The first “intentional” engravings in Europe date back to Neanderthals, up to 75,000 years ago

When we think of ancient art, we often picture the magnificent cave paintings that have been discovered around the world. However, a new discovery shows that Neanderthals, a separate species from modern humans, may have been responsible for creating Europe’s oldest-known engravings.

Study researchers Trine Freiesleben and Jean-Claude Marquet discuss the fingerprints and where to take optically stimulated luminescence (OSL) samples so they can date the artwork. © Kristina Thomsen; (CC-BY 4.0) / Fair Use

These engravings were found in a cave that had been sealed up for tens of thousands of years and could date back up to 75,000 years.

According to a study published on June 21 in the journal PLOS One, the researchers examined a series of non-figurative markings believed to have been created by prehistoric human fingers inside the cave of La Roche-Cotard, located 150 miles (240 kilometers) southwest of Paris.

Up until the late 19th century, sediments had kept the cave closed. Numerous stone tools found during recent digs at the location are in the style of Neanderthals, indicating that they were the ones who created the artwork.

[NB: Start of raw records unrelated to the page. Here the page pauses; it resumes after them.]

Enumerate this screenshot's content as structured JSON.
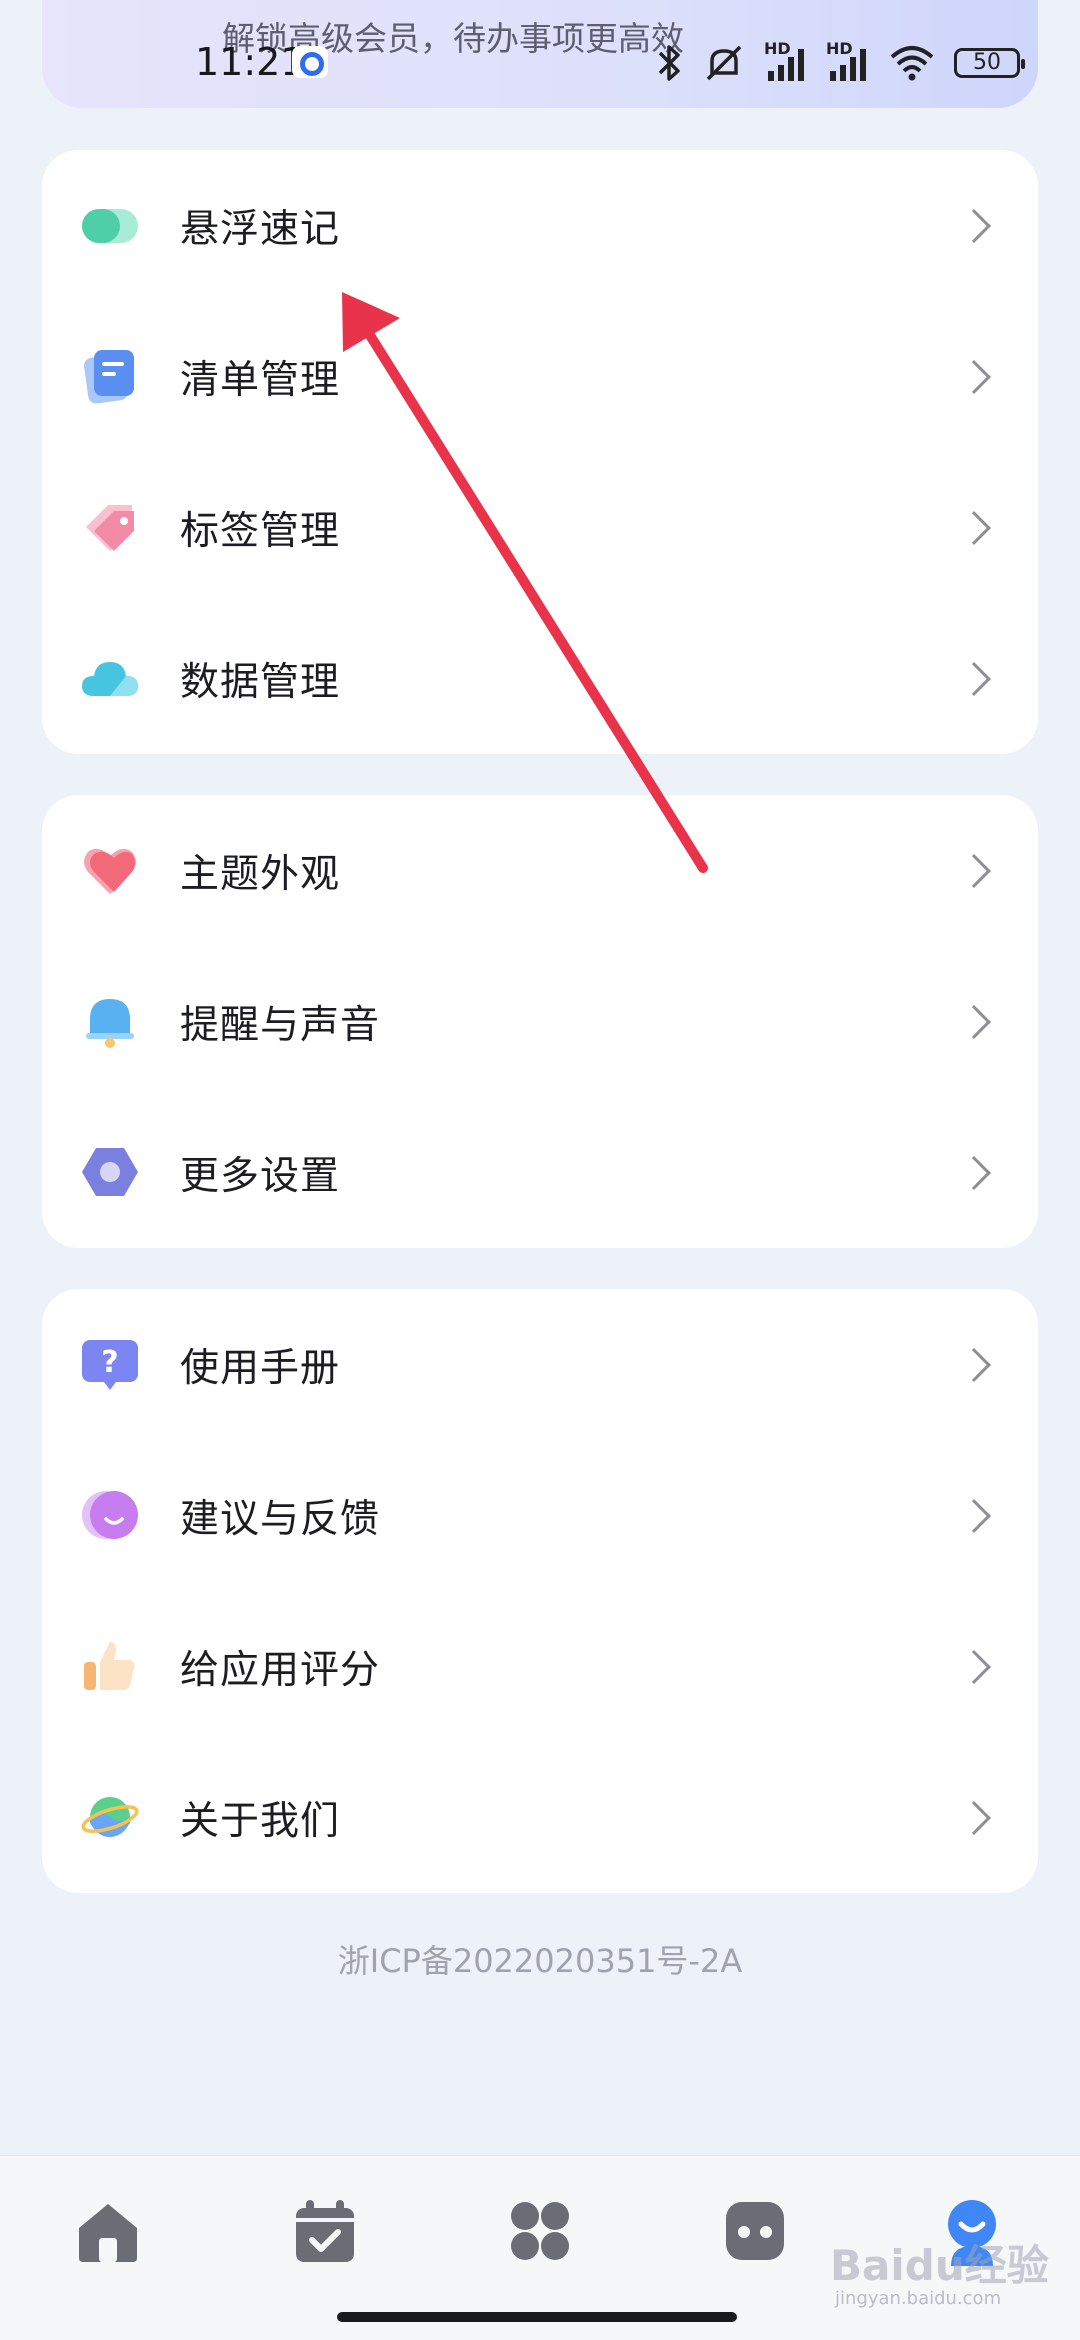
{
  "banner": {
    "text": "解锁高级会员，待办事项更高效"
  },
  "status_bar": {
    "time": "11:21",
    "battery": "50",
    "signal_labels": [
      "HD",
      "HD"
    ]
  },
  "groups": [
    {
      "items": [
        {
          "label": "悬浮速记",
          "icon": "floating-note-icon",
          "color": "#4fcfa6"
        },
        {
          "label": "清单管理",
          "icon": "list-icon",
          "color": "#5a8ef0"
        },
        {
          "label": "标签管理",
          "icon": "tag-icon",
          "color": "#f38aa8"
        },
        {
          "label": "数据管理",
          "icon": "cloud-icon",
          "color": "#47c4e0"
        }
      ]
    },
    {
      "items": [
        {
          "label": "主题外观",
          "icon": "heart-icon",
          "color": "#f26a7a"
        },
        {
          "label": "提醒与声音",
          "icon": "bell-icon",
          "color": "#58b2f2"
        },
        {
          "label": "更多设置",
          "icon": "hexagon-gear-icon",
          "color": "#7a7fe0"
        }
      ]
    },
    {
      "items": [
        {
          "label": "使用手册",
          "icon": "help-icon",
          "color": "#7c86f2"
        },
        {
          "label": "建议与反馈",
          "icon": "chat-bubble-icon",
          "color": "#c77df0"
        },
        {
          "label": "给应用评分",
          "icon": "thumb-up-icon",
          "color": "#f6b572"
        },
        {
          "label": "关于我们",
          "icon": "planet-icon",
          "color": "#5bd08c"
        }
      ]
    }
  ],
  "footer": {
    "icp": "浙ICP备2022020351号-2A"
  },
  "tabbar": {
    "tabs": [
      {
        "icon": "home-icon"
      },
      {
        "icon": "calendar-check-icon"
      },
      {
        "icon": "grid-icon"
      },
      {
        "icon": "robot-icon"
      },
      {
        "icon": "profile-icon",
        "active": true
      }
    ]
  },
  "watermark": {
    "text": "Baidu经验",
    "sub": "jingyan.baidu.com"
  },
  "colors": {
    "background": "#edf1f8",
    "card": "#ffffff",
    "arrow": "#e8334a",
    "active_tab": "#3f87f5"
  }
}
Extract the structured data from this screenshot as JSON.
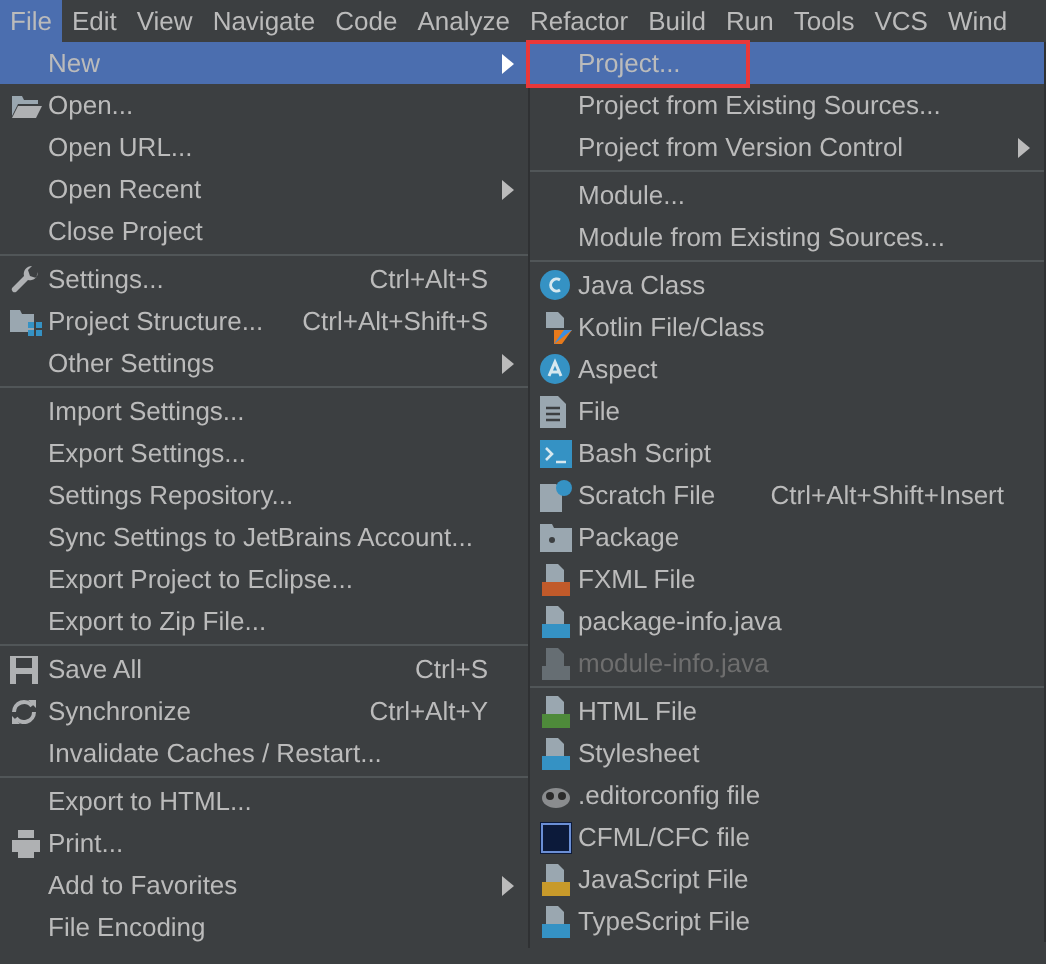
{
  "menu_bar": [
    {
      "label": "File",
      "selected": true
    },
    {
      "label": "Edit",
      "selected": false
    },
    {
      "label": "View",
      "selected": false
    },
    {
      "label": "Navigate",
      "selected": false
    },
    {
      "label": "Code",
      "selected": false
    },
    {
      "label": "Analyze",
      "selected": false
    },
    {
      "label": "Refactor",
      "selected": false
    },
    {
      "label": "Build",
      "selected": false
    },
    {
      "label": "Run",
      "selected": false
    },
    {
      "label": "Tools",
      "selected": false
    },
    {
      "label": "VCS",
      "selected": false
    },
    {
      "label": "Wind",
      "selected": false
    }
  ],
  "file_menu": [
    {
      "kind": "item",
      "label": "New",
      "has_submenu": true,
      "selected": true
    },
    {
      "kind": "item",
      "label": "Open...",
      "has_submenu": false,
      "selected": false
    },
    {
      "kind": "item",
      "label": "Open URL...",
      "has_submenu": false,
      "selected": false
    },
    {
      "kind": "item",
      "label": "Open Recent",
      "has_submenu": true,
      "selected": false
    },
    {
      "kind": "item",
      "label": "Close Project",
      "has_submenu": false,
      "selected": false
    },
    {
      "kind": "separator"
    },
    {
      "kind": "item",
      "label": "Settings...",
      "shortcut": "Ctrl+Alt+S",
      "has_submenu": false,
      "selected": false
    },
    {
      "kind": "item",
      "label": "Project Structure...",
      "shortcut": "Ctrl+Alt+Shift+S",
      "has_submenu": false,
      "selected": false
    },
    {
      "kind": "item",
      "label": "Other Settings",
      "has_submenu": true,
      "selected": false
    },
    {
      "kind": "separator"
    },
    {
      "kind": "item",
      "label": "Import Settings...",
      "has_submenu": false,
      "selected": false
    },
    {
      "kind": "item",
      "label": "Export Settings...",
      "has_submenu": false,
      "selected": false
    },
    {
      "kind": "item",
      "label": "Settings Repository...",
      "has_submenu": false,
      "selected": false
    },
    {
      "kind": "item",
      "label": "Sync Settings to JetBrains Account...",
      "has_submenu": false,
      "selected": false
    },
    {
      "kind": "item",
      "label": "Export Project to Eclipse...",
      "has_submenu": false,
      "selected": false
    },
    {
      "kind": "item",
      "label": "Export to Zip File...",
      "has_submenu": false,
      "selected": false
    },
    {
      "kind": "separator"
    },
    {
      "kind": "item",
      "label": "Save All",
      "shortcut": "Ctrl+S",
      "has_submenu": false,
      "selected": false
    },
    {
      "kind": "item",
      "label": "Synchronize",
      "shortcut": "Ctrl+Alt+Y",
      "has_submenu": false,
      "selected": false
    },
    {
      "kind": "item",
      "label": "Invalidate Caches / Restart...",
      "has_submenu": false,
      "selected": false
    },
    {
      "kind": "separator"
    },
    {
      "kind": "item",
      "label": "Export to HTML...",
      "has_submenu": false,
      "selected": false
    },
    {
      "kind": "item",
      "label": "Print...",
      "has_submenu": false,
      "selected": false
    },
    {
      "kind": "item",
      "label": "Add to Favorites",
      "has_submenu": true,
      "selected": false
    },
    {
      "kind": "item",
      "label": "File Encoding",
      "has_submenu": false,
      "selected": false
    }
  ],
  "new_submenu": [
    {
      "kind": "item",
      "label": "Project...",
      "has_submenu": false,
      "selected": true,
      "disabled": false
    },
    {
      "kind": "item",
      "label": "Project from Existing Sources...",
      "has_submenu": false,
      "selected": false,
      "disabled": false
    },
    {
      "kind": "item",
      "label": "Project from Version Control",
      "has_submenu": true,
      "selected": false,
      "disabled": false
    },
    {
      "kind": "separator"
    },
    {
      "kind": "item",
      "label": "Module...",
      "has_submenu": false,
      "selected": false,
      "disabled": false
    },
    {
      "kind": "item",
      "label": "Module from Existing Sources...",
      "has_submenu": false,
      "selected": false,
      "disabled": false
    },
    {
      "kind": "separator"
    },
    {
      "kind": "item",
      "label": "Java Class",
      "has_submenu": false,
      "selected": false,
      "disabled": false
    },
    {
      "kind": "item",
      "label": "Kotlin File/Class",
      "has_submenu": false,
      "selected": false,
      "disabled": false
    },
    {
      "kind": "item",
      "label": "Aspect",
      "has_submenu": false,
      "selected": false,
      "disabled": false
    },
    {
      "kind": "item",
      "label": "File",
      "has_submenu": false,
      "selected": false,
      "disabled": false
    },
    {
      "kind": "item",
      "label": "Bash Script",
      "has_submenu": false,
      "selected": false,
      "disabled": false
    },
    {
      "kind": "item",
      "label": "Scratch File",
      "shortcut": "Ctrl+Alt+Shift+Insert",
      "has_submenu": false,
      "selected": false,
      "disabled": false
    },
    {
      "kind": "item",
      "label": "Package",
      "has_submenu": false,
      "selected": false,
      "disabled": false
    },
    {
      "kind": "item",
      "label": "FXML File",
      "has_submenu": false,
      "selected": false,
      "disabled": false
    },
    {
      "kind": "item",
      "label": "package-info.java",
      "has_submenu": false,
      "selected": false,
      "disabled": false
    },
    {
      "kind": "item",
      "label": "module-info.java",
      "has_submenu": false,
      "selected": false,
      "disabled": true
    },
    {
      "kind": "separator"
    },
    {
      "kind": "item",
      "label": "HTML File",
      "has_submenu": false,
      "selected": false,
      "disabled": false
    },
    {
      "kind": "item",
      "label": "Stylesheet",
      "has_submenu": false,
      "selected": false,
      "disabled": false
    },
    {
      "kind": "item",
      "label": ".editorconfig file",
      "has_submenu": false,
      "selected": false,
      "disabled": false
    },
    {
      "kind": "item",
      "label": "CFML/CFC file",
      "has_submenu": false,
      "selected": false,
      "disabled": false
    },
    {
      "kind": "item",
      "label": "JavaScript File",
      "has_submenu": false,
      "selected": false,
      "disabled": false
    },
    {
      "kind": "item",
      "label": "TypeScript File",
      "has_submenu": false,
      "selected": false,
      "disabled": false
    }
  ]
}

Drawings of horses, lions, and handprints serve as well-known examples of Upper Paleolithic culture that date back 35,000 years in ancient figurative art, including wall paintings, from European locations.

Researchers have recently discovered older examples of non-utilitarian objects and art in Europe and other parts of the world, such as a 51,000-year-old chevron-engraved bone in Germany made by Neanderthals. However, Homo sapiens is credited with a 45,500-year-old drawing of a warty pig in Indonesia and a 73,000-year-old hashtag drawing in South Africa. For decades, researchers believed that these creations were hallmarks of modern human behavior.

At the cave of La Roche-Cotard, researchers found eight panels with more than 400 traces of abstract lines and dots. The researchers call these traces “engravings” because they represent the deliberate removal of material carried out with a tool or finger. “This removal of material is neither accidental nor utilitarian,” they wrote in their study, but rather “intentional and meticulous.”

Examples of engravings discovered in the Roche-Cotard cave (Indre et Loire – France). On the left, the “circular panel” (ogive-shaped tracings) and on the right the “wavy panel” (two contiguous tracings forming sinuous lines). © Jean-Claude Marquet;

The researchers set up an experiment in a similar cave where one person made marks on the rock wall using their fingers, bone, wood, antler, flint, and metal points. This was done to determine how the engravings were made. Then, someone else took pictures of those marks and compared the experimental marks to the ancient ones using photogrammetry technologies, a process that builds virtual 3D models from hundreds of photos.

The scientists came to the conclusion that the experimental finger markings resembled ancient carvings the most.

The discovery that Neanderthals made the engravings with their fingers, just like the researchers did, was further supported by the fact that the numerous stone tools recovered in the cave had no obvious connection to the inscriptions. The crew concluded that the majority of the markings on the cave wall are lines known as “finger flutings,” created when someone brushed their fingers flat along the silt-covered wall.

when they last came into contact with daylight. According to the investigation, the cave was sealed off at least 57,000 years ago and perhaps even 75,000.

These early dates mean it’s “highly unlikely” that anatomically modern humans had access to the inside of the cave, the researchers wrote in their study, as current evidence suggests they were not present in France until at least 54,000 years ago, whereas Neandertals appeared there around 330,000 years ago. “We conclude that the LRC engravings are unambiguous examples of Neanderthal abstract design,” they wrote.

“This study is important because it extends the antiquity of digital [finger] tracings and, for the first time, associates them with a hominin species other than Homo sapiens,” according to April Nowell, a paleolithic archaeologist at the University of Victoria in Canada who was not involved in this study.

But the significance of these engravings remains unclear. “Although the finger tracings at La Roche-Cotard are clearly intentional,” the researchers wrote, “it is not possible for us to establish if they represent symbolic thinking.”

Nowell agreed that “these tracings do not have to be symbolic any more than when someone traces their fingers in the sand on a beach.” The engravings are, however, important new information about the behavior of our Neanderthal relatives, whose culture was more complex and diverse than previously realized.